Supervisors+Mike+Carberry%2C+Kurt+Friese%2C+Janelle+Rettig%2C+and+Lisa+Green-Douglass+listen+to+public+comment+during+a+Johnson+County+Board+of+Supervisors+meeting+on+Monday%2C+Oct.+9%2C+2017.

Joseph Cress

Supervisors Mike Carberry, Kurt Friese, Janelle Rettig, and Lisa Green-Douglass listen to public comment during a Johnson County Board of Supervisors meeting on Monday, Oct. 9, 2017.

A listening post hosted by the Johnson County Board of Supervisors on Monday evening allowed community members to voice their opinions and concerns regarding Johnson County’s Comprehensive Plan, which is still in the draft stage.

Much of this discussion focused on the county’s support for a moratorium on concentrated animal feeding operations in the area.

Johnson County Supervisor Mike Carberry said the construction of large-scale farms is regulated at the state level, so the county itself cannot mandate that none are built in Johnson County, but the language in the comprehensive plan encourages a moratorium on the confinements.

Members of advocacy groups such as 100 Grannies, as well other community members who have been affected by the operations, spoke at the meeting. Iowa City resident Aaron Silander described the dangers she felt the operations pose to the quality of the air, soil, and water because of the waste they produce.

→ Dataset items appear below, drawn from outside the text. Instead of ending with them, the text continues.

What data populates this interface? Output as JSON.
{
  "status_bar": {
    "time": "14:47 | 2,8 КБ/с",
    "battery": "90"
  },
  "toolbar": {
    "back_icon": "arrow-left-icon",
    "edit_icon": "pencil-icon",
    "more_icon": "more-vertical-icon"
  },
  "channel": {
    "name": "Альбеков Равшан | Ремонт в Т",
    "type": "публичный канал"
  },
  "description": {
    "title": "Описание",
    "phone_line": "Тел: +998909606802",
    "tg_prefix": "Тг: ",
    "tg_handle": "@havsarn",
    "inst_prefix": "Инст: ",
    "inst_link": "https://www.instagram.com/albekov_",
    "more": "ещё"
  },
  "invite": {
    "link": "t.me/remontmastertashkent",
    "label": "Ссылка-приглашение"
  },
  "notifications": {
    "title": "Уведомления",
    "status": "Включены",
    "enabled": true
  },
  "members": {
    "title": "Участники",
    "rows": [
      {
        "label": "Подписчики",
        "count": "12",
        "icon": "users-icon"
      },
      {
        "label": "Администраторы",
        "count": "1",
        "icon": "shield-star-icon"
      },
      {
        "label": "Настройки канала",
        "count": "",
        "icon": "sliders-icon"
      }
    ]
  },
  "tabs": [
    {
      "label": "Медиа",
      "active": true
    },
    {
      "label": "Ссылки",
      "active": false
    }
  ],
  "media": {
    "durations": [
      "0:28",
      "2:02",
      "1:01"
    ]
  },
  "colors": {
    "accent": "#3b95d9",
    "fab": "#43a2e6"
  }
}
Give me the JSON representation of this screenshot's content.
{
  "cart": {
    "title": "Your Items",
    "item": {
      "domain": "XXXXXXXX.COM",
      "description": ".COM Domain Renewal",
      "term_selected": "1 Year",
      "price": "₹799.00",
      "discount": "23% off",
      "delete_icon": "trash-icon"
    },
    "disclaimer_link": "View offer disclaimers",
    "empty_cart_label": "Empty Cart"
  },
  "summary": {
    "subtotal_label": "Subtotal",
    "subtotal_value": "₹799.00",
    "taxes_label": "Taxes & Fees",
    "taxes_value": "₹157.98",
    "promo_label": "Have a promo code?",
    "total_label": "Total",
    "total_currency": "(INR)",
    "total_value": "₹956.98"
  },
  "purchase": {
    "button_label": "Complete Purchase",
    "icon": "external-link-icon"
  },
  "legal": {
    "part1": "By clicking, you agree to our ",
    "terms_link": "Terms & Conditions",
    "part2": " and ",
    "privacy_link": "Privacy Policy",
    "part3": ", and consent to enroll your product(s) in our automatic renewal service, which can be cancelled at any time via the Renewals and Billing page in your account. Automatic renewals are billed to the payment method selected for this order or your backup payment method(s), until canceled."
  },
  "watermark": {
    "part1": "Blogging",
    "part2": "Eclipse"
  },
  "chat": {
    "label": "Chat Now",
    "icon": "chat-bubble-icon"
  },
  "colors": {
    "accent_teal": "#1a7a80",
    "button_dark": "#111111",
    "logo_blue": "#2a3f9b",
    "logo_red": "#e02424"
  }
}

Silander said they no longer eat meat in her household because they find the practices of industrial farming to be unbearably cruel.

“Animal-feeding operations produce an enormous amount of waste, almost more than we have the capacity to handle,” Silander said. “While I can’t say for certain CAFOs waste is the cause of the air-quality problems in my neighborhood, I can’t imagine what it must be like for families that live near them.”

RELATED: Johnson County debates CAFOs in land zoning

The question of air, water, and soil pollution by the operations also has raised concern about the health implications of the confinements on humans.

Paul Pomrehn, a retired physician who used to work at what is now the UI College of Public Health, called for the farms to be regulated as hazardous.

“Because of the health issues associated with them, I think we really need to think of these more as factories than as farms,” Pomrehn said.

Other speakers were worried about the health and well-being of the animals in operations. Solon resident Lynn Gallagher spoke extensively of the treatment of animals.

“With the industrial model, animal science has replaced animal husbandry, and productivity has become priority,” Gallagher said.

John Ikerd, a professor emeritus of agricultural & applied economics at the University of Missouri, called for a moratorium on industrial farms so members of the public can inform themselves.

“CAFOs could mean the end of agriculture, especially when independent farmers are driven out by these confinements,” Ikerd said.

Farmers were also present at the meeting, and they discussed benefits of the operations.

Nancy Stach, a farmer in West Branch and part of a farm family that owns and operates large-scale farms, argued that diversity in agriculture should be celebrated. She said it is better to use all methods of farming and not just one.